As Chantal Hebert wrote: "Nothing would do more to accelerate Harper's plan to emerge as the default federalist option in Quebec than a campaign that found the federal Liberals and the Bloc Québécois on the wrong side of a deal with Charest on the fiscal imbalance."

Harper's stampede tactics (similar to those used by Bush in his deceptive entry into the war in Iraq) have been successful so far – he suckered Duceppe and Layton into supporting a vote of no confidence in the Liberal government. If it worked once, why not try again?

What can Ontario's Premier, Dalton McGuinty, do given the by now obvious strategy of Harper?

Simple. He can take a stand on principle: that such decisions should be made by the people. McGuinty can make the whole backroom-dealing process transparent by simply stating right now that he requires two things to take place: (1) that all meetings of Premiers on this subject, and any meeting he has with Harper, be open to the public, and televised; and (2) that he will not agree to any deal unless it has been put to the voters of Ontario through a plebescite.

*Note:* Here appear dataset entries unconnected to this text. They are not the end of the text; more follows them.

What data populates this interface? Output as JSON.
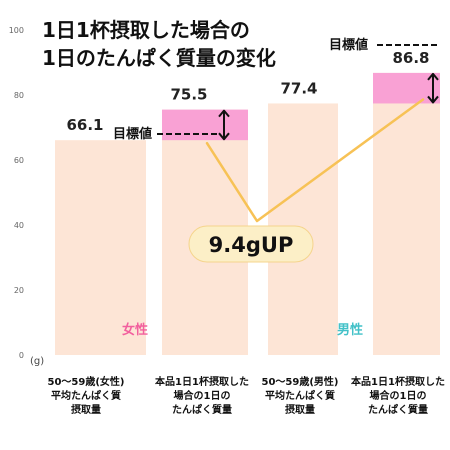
{
  "chart_data": {
    "type": "bar",
    "title": [
      "1日1杯摂取した場合の",
      "1日のたんぱく質量の変化"
    ],
    "xlabel": "",
    "ylabel": "(g)",
    "ylim": [
      0,
      100
    ],
    "yticks": [
      0,
      20,
      40,
      60,
      80,
      100
    ],
    "grid": false,
    "categories": [
      [
        "50～59歳(女性)",
        "平均たんぱく質",
        "摂取量"
      ],
      [
        "本品1日1杯摂取した",
        "場合の1日の",
        "たんぱく質量"
      ],
      [
        "50～59歳(男性)",
        "平均たんぱく質",
        "摂取量"
      ],
      [
        "本品1日1杯摂取した",
        "場合の1日の",
        "たんぱく質量"
      ]
    ],
    "values": [
      66.1,
      75.5,
      77.4,
      86.8
    ],
    "highlight_from": [
      null,
      66.1,
      null,
      77.4
    ],
    "groups": [
      {
        "label": "女性",
        "bars": [
          0,
          1
        ],
        "color": "#f2609e"
      },
      {
        "label": "男性",
        "bars": [
          2,
          3
        ],
        "color": "#43c1c8"
      }
    ],
    "annotations": [
      {
        "type": "target-marker",
        "text": "目標値",
        "bar": 1
      },
      {
        "type": "target-marker",
        "text": "目標値",
        "bar": 3
      },
      {
        "type": "increase-badge",
        "text": "9.4gUP"
      }
    ]
  },
  "colors": {
    "background": "#ffffff",
    "bar": "#fde5d6",
    "highlight": "#f9a1d4",
    "connector": "#f7c256",
    "badge": "#fcefc7",
    "badge_border": "#f5d48c",
    "arrow": "#111111"
  }
}
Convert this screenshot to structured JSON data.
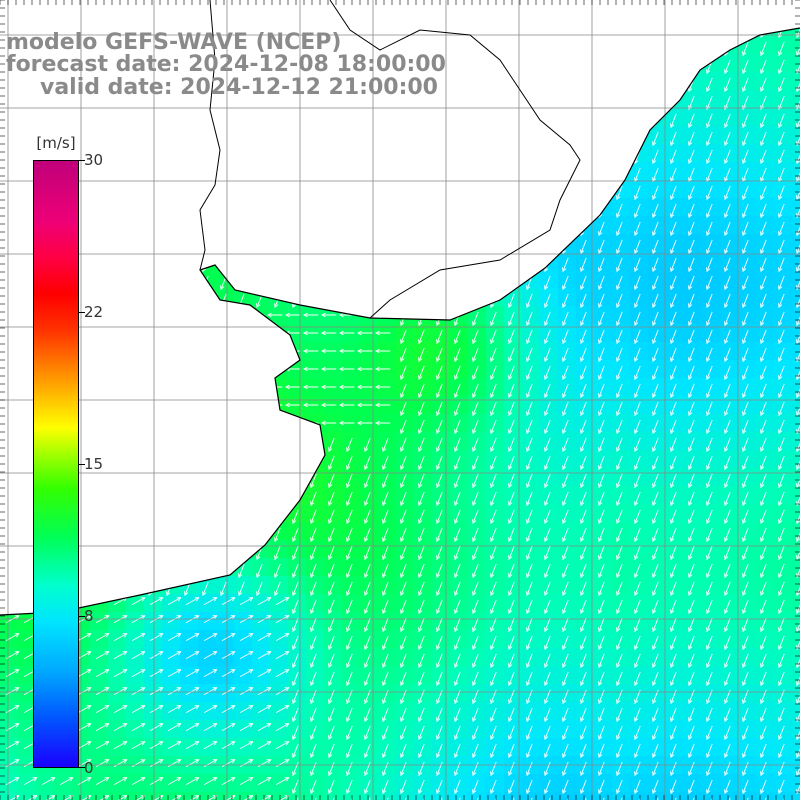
{
  "title": {
    "line1": "modelo GEFS-WAVE (NCEP)",
    "line2": "forecast date: 2024-12-08 18:00:00",
    "line3": "valid date: 2024-12-12 21:00:00"
  },
  "colorbar": {
    "unit": "[m/s]",
    "ticks": [
      "30",
      "22",
      "15",
      "8",
      "0"
    ],
    "tick_values": [
      30,
      22,
      15,
      8,
      0
    ],
    "range": [
      0,
      30
    ]
  },
  "colors": {
    "land": "#ffffff",
    "coastline": "#000000",
    "grid": "#888888",
    "arrows": "#ffffff"
  },
  "map": {
    "variable": "wind speed",
    "region": "South Atlantic / Rio de la Plata"
  }
}
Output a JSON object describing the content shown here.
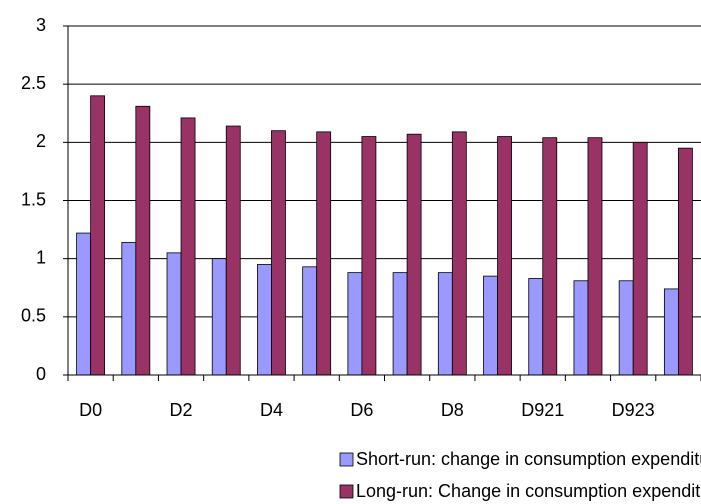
{
  "chart_data": {
    "type": "bar",
    "categories": [
      "D0",
      null,
      "D2",
      null,
      "D4",
      null,
      "D6",
      null,
      "D8",
      null,
      "D921",
      null,
      "D923",
      null
    ],
    "series": [
      {
        "name": "Short-run: change in consumption expenditure",
        "color": "#9999ff",
        "values": [
          1.22,
          1.14,
          1.05,
          1.0,
          0.95,
          0.93,
          0.88,
          0.88,
          0.88,
          0.85,
          0.83,
          0.81,
          0.81,
          0.74
        ]
      },
      {
        "name": "Long-run: Change in consumption expenditure",
        "color": "#993366",
        "values": [
          2.4,
          2.31,
          2.21,
          2.14,
          2.1,
          2.09,
          2.05,
          2.07,
          2.09,
          2.05,
          2.04,
          2.04,
          2.0,
          1.95
        ]
      }
    ],
    "ylim": [
      0,
      3
    ],
    "yticks": [
      0,
      0.5,
      1,
      1.5,
      2,
      2.5,
      3
    ],
    "grid": true,
    "legend": "bottom"
  }
}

This will immediately make the whole process of nation-changing more democratic, put pressure on the Premiers of all provinces to consider voters as well and perhaps adopt similar plebescites, and relieve McGuinty of any pressure to rush into a deal "in the interests of Canada" (as John Tory has tried to frame it).

So, Dalton: strike a blow for democracy. Call for transparency in meetings of Premiers on this "backroom Meech Lake Deal", and have Ontario voters decide the issue.